We can actually simplify the computation of the generating function quite a bit. We have by inspection that $$T(z) = uz + z \frac{T(z)}{1-T(z)^2} + uz \frac{T(z)^2}{1-T(z)^2}.$$ This is the species $$\mathcal{T} = \mathcal{Z}\times\mathfrak{S}_{\text{odd}}(\mathcal{T}) + \mathcal{U}\mathcal{Z}\times\mathfrak{S}_{\text{even}}(\mathcal{T}).$$ where the even sequence operator includes the case of zero subnodes. (The reason I wrote the functional equation the way I did was to have the base case of the recursion be clearly recognizable.)

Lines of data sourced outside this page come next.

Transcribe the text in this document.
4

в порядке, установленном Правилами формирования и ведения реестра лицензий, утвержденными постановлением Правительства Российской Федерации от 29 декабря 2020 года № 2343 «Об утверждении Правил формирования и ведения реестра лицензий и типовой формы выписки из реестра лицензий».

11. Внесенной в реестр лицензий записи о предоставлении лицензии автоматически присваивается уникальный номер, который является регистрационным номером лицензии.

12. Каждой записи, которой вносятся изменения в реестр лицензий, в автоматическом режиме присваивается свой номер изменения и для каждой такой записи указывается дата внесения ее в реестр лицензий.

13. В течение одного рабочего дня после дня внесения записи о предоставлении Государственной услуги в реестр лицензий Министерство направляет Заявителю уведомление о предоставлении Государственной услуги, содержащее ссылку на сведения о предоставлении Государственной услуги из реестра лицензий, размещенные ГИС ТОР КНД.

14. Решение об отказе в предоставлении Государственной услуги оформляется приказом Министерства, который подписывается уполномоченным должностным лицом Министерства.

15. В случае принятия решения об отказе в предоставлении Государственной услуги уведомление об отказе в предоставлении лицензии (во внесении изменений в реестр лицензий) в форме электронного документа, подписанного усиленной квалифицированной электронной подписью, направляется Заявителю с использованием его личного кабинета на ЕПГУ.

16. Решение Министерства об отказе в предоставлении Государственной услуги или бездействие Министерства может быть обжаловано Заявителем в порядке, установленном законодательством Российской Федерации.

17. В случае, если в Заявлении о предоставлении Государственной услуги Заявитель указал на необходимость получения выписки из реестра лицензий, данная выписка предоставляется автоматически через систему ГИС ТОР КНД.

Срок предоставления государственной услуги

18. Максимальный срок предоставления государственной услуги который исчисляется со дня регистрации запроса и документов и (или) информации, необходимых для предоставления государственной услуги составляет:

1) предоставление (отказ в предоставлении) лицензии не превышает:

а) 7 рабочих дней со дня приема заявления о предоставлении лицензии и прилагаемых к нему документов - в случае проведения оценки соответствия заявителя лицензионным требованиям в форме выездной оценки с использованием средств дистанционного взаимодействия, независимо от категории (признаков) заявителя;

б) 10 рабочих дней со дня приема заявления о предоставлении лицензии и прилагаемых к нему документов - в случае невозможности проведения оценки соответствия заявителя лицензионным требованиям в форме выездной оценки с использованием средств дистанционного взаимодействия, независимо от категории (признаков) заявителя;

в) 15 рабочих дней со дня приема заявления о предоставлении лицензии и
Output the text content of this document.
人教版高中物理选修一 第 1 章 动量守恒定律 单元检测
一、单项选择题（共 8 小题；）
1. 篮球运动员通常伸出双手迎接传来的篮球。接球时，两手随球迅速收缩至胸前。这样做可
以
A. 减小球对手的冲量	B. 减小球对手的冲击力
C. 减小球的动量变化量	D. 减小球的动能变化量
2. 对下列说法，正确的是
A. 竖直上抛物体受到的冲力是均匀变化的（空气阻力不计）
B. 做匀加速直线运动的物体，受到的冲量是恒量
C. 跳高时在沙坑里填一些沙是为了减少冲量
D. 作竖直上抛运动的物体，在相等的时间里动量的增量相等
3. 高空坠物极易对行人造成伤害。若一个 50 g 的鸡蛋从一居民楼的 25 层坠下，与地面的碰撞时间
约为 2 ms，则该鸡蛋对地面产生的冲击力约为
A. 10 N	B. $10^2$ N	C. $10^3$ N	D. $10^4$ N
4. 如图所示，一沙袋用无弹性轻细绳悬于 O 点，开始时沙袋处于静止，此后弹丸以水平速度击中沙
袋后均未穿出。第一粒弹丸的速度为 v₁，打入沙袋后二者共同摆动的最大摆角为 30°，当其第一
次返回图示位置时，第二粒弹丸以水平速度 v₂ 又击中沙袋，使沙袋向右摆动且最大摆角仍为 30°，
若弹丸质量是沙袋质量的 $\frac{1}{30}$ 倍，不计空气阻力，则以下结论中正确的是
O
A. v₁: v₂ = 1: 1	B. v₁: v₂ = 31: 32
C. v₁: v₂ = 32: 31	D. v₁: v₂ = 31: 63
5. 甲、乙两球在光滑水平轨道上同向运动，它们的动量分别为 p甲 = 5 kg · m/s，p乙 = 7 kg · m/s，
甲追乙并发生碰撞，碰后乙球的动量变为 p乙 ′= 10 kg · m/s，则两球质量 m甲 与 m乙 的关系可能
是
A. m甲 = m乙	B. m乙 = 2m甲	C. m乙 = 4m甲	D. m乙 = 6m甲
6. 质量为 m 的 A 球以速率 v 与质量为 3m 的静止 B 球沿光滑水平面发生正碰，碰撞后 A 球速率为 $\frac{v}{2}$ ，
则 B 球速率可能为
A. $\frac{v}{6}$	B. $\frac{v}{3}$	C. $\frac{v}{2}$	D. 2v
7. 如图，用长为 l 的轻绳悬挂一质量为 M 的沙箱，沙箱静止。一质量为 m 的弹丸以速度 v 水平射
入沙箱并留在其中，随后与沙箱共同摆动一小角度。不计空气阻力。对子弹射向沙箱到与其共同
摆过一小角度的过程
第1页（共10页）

We seek $$\left.\frac{d}{du} T(z)\right|_{u=1}$$ so re-write the above to prepare for differentiation. $$T(z) - T(z)^3 = uz - uz T(z)^2 + z T(z) + uz T(z)^2$$ or $$T(z) - T(z)^3 = uz + z T(z).$$
Differentiate, $$\frac{d}{du} T(z) - 3 T(z)^2 \frac{d}{du} T(z) = z + z \frac{d}{du} T(z).$$ Put $u=1$ and introduce $$G(z) = \left.\frac{d}{du} T(z)\right|_{u=1}$$ and $S(z) = T(z, 1)$ so that $S(z)$ has the functional equation $$S(z) = z + z \frac{S(z)}{1-S(z)} \quad\text{or}\quad S(z)-S(z)^2 = z.$$ This gives $$G(z) - 3 S(z)^2 G(z) = z + z G(z)$$ or $$G(z) = \frac{z}{1 - 3 S(z)^2 - z}.$$
We seek $$q_n = \frac{1}{2\pi i} \int_{|z|=\epsilon} \frac{1}{z^{n+1}} G(z) dz$$ which is $$\frac{1}{2\pi i} \int_{|z|=\epsilon} \frac{1}{z^{n+1}} \frac{z}{1 - 3 S(z)^2 - z} dz.$$
Put $w = S(z)$ so that the functional equation yields $$w(1-w) = z.$$ This gives $$\frac{1}{2\pi i} \int_{|w|=\epsilon} \frac{1-2w}{w^{n+1}(1-w)^{n+1}} \frac{w(1-w)}{1 - 3 w^2 - w(1-w)} dw$$ or $$\frac{1}{2\pi i} \int_{|w|=\epsilon} \frac{1-2w}{w^n(1-w)^n} \frac{1}{(1+w)(1-2w)} dw.$$ which finally becomes $$\frac{1}{2\pi i} \int_{|w|=\epsilon} \frac{1}{w^n(1-w)^n} \frac{1}{1+w} dw.$$ For the residue from the pole at zero use the following series expansion: $$\sum_{k=0}^\infty {k+n-1\choose n-1} w^k \times \sum_{k=0}^\infty (-1)^k w^k.$$ The coefficient $[w^{n-1}]$ is $$\sum_{k=0}^{n-1} {k+n-1\choose n-1} (-1)^{n-1-k}.$$ This gives the sequence $$1, 1, 4, 13, 46, 166, 610, 2269, 8518, 32206, 122464, 467842, 1794196,\ldots$$ which is OEIS A026641. By the looks of that entry we have the correct result.
This formula matches the one obtained by the OP.
There is another computation in the same spirit at this MSE link.
Addendum. This calculation can also be found at this MSE link.